If you have multiple shortcuts that use files in their body, you'll be prompted to select which shortcut should receive the shared file.

Trigger shortcut via deep-link

Each shortcut has an associated deep-link URL. You can use this URL to trigger the shortcut from outside the app, by invoking that URL. This is particularly useful if you want to trigger a shortcut by scanning a QR code or an NFC tag. Simply use the shortcut's deep-link URL as the payload for the QR code or NFC tag.

You can get a shortcut's deep-link URL by long-pressing the shortcut in the app's main screen and selecting "Show Info". This will open a dialog window which shows you the URL.

It is also possible to pass additional values to that shortcut, to temporarily override the values of variables used by those shortcuts (similar to how the "Share into" feature works). Simply append them as query parameters, so e.g. if you have a variable called "myVariable" and you want to invoke a shortcut that uses it, you can do so and pass the value "Hello World" to it via a URL that might look like this:


Make sure to properly URL-encode the value.

Trigger shortcut via secondary launcher app

In some cases you might not be able to use home screen shortcuts. In this case, as a workaround, the app supports a secondary launcher app, through which shortcuts can be triggered.

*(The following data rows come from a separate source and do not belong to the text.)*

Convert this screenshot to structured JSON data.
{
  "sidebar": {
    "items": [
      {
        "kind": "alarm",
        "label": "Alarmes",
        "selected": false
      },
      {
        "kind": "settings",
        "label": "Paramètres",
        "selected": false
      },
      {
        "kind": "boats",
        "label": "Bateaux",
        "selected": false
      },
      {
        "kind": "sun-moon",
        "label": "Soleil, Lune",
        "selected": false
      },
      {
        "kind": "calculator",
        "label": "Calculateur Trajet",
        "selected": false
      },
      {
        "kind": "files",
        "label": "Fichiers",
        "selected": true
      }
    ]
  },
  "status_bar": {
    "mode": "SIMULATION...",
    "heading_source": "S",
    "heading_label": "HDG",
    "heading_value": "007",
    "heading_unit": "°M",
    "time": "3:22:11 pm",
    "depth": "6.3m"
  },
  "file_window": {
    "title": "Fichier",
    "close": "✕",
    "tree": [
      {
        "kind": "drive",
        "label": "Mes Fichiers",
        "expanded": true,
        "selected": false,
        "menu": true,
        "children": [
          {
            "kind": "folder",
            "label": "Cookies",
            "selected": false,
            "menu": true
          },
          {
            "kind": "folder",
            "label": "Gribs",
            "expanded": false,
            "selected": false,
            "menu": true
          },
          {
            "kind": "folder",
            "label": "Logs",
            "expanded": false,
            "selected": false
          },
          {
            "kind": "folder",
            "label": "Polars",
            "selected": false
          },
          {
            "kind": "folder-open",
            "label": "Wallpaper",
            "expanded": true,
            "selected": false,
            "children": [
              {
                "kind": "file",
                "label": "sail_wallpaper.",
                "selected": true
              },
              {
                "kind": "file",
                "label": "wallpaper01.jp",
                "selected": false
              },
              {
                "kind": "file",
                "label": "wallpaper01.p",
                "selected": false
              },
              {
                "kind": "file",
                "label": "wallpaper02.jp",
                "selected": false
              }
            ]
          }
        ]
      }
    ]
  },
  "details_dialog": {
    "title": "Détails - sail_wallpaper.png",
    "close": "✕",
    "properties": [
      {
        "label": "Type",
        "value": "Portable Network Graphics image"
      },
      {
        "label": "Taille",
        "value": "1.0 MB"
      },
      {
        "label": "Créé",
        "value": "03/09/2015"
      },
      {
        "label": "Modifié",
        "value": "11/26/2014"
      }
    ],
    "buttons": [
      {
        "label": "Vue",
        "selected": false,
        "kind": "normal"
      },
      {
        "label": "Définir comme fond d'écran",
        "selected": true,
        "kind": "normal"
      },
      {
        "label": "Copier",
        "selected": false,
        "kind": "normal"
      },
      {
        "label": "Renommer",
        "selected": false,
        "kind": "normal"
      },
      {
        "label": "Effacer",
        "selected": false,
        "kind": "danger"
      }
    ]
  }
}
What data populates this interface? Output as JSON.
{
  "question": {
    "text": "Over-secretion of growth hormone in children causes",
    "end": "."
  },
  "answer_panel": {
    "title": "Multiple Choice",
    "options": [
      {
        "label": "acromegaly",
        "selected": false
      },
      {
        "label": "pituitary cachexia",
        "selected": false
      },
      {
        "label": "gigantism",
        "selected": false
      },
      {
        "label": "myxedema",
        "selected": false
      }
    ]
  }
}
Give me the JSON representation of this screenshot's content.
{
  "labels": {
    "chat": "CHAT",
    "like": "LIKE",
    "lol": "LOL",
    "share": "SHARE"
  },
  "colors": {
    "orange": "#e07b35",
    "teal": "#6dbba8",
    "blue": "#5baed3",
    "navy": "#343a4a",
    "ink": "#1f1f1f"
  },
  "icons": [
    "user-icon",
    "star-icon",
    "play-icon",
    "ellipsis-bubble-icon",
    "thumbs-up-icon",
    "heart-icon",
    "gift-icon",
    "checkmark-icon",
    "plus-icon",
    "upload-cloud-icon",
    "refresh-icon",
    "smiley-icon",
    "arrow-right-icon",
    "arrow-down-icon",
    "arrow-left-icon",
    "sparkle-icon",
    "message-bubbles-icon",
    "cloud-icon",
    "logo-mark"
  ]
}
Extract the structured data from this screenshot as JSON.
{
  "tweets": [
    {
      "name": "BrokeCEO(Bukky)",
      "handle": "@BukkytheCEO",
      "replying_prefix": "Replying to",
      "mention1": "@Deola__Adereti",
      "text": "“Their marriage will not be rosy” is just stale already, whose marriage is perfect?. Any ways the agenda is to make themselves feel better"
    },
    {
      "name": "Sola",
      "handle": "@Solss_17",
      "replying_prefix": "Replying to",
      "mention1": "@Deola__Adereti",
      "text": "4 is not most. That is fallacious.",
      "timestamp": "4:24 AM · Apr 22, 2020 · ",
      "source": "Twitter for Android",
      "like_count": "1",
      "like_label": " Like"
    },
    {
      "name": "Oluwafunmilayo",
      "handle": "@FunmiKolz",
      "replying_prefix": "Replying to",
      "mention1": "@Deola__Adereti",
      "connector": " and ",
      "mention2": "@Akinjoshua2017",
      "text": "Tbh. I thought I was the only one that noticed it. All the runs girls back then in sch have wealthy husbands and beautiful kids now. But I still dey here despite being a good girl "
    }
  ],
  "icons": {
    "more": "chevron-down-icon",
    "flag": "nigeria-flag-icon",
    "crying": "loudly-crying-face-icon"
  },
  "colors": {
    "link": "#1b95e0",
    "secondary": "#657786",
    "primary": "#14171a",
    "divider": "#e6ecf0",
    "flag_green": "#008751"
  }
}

To enable this secondary launcher app, open the editor for one of your shortcuts and go to the "Trigger & Execution Settings" screen. There you'll find a "Allow triggering via secondary launcher app" checkbox. Enable this and save your changes. After this you should find the secondary launcher app in your device's list of apps under the name "Trigger shortcut".

If you enable this for multiple shortcuts you'll be prompted to select the shortcut you want to trigger every time you open this secondary app.

Unfortunately, due to technical limitations on Android, it is not possible to change the name or icon of this secondary launcher app.

Trigger shortcut via Quick Settings Tile

On most Android devices you can pull down the status bar to reveal the quick settings area, e.g. to quickly toggle Wi-Fi or enable "Do not disturb" mode. You can edit this area and choose the tiles that are relevant to you and rearrange them. When you do you'll notice that there's also an HTTP Shortcuts tile called "Trigger shortcut". This tile allows you to quickly trigger a shortcut from anywhere.

To enable a shortcut to be accessible via this quick settings tile, open the editor for it and go to the "Trigger & Execution Settings" screen. There you'll find a "Allow triggering via Quick Settings Tile" checkbox. Enable this and save your changes.

If you enable this for multiple shortcuts you'll be prompted to select the shortcut you want to trigger every time.

Trigger shortcut via app launcher

Similar to the quick settings tile, another quick way to trigger a shortcut is via the app launcher, i.e., by long-pressing the HTTP Shortcut app's main app icon on the home screen. This will open a menu which shows all the shortcuts which have been enabled to support this.

To enable a shortcut to be accessible via the app launcher, open the editor for it and go to the "Trigger & Execution Settings" screen. There you'll find a "Show as app shortcut on launcher" checkbox. Enable this and save your changes.

Please note that there is a limited number of shortcuts that can be shown on the app launcher. In most cases this limit is set to 5 but the exact number depends on your device's manufacturer.

Integrating with Tasker

Trigger a shortcut from Tasker

You can use Tasker to trigger a shortcut. To pass a value from Tasker to HTTP Shortcuts you need to create a variable of type Static Variable in HTTP Shortcuts and a global variable with the same name in Tasker. Make sure to do so BEFORE you select the shortcut from Tasker. All global variables that have matching variables in HTTP Shortcuts are automatically passed over.

You can use the setResult() function (part of the Scripting feature) to pass data back to Tasker.

Trigger a Tasker task from a shortcut

See the triggerTaskerTask documentation for details about triggering a Tasker task.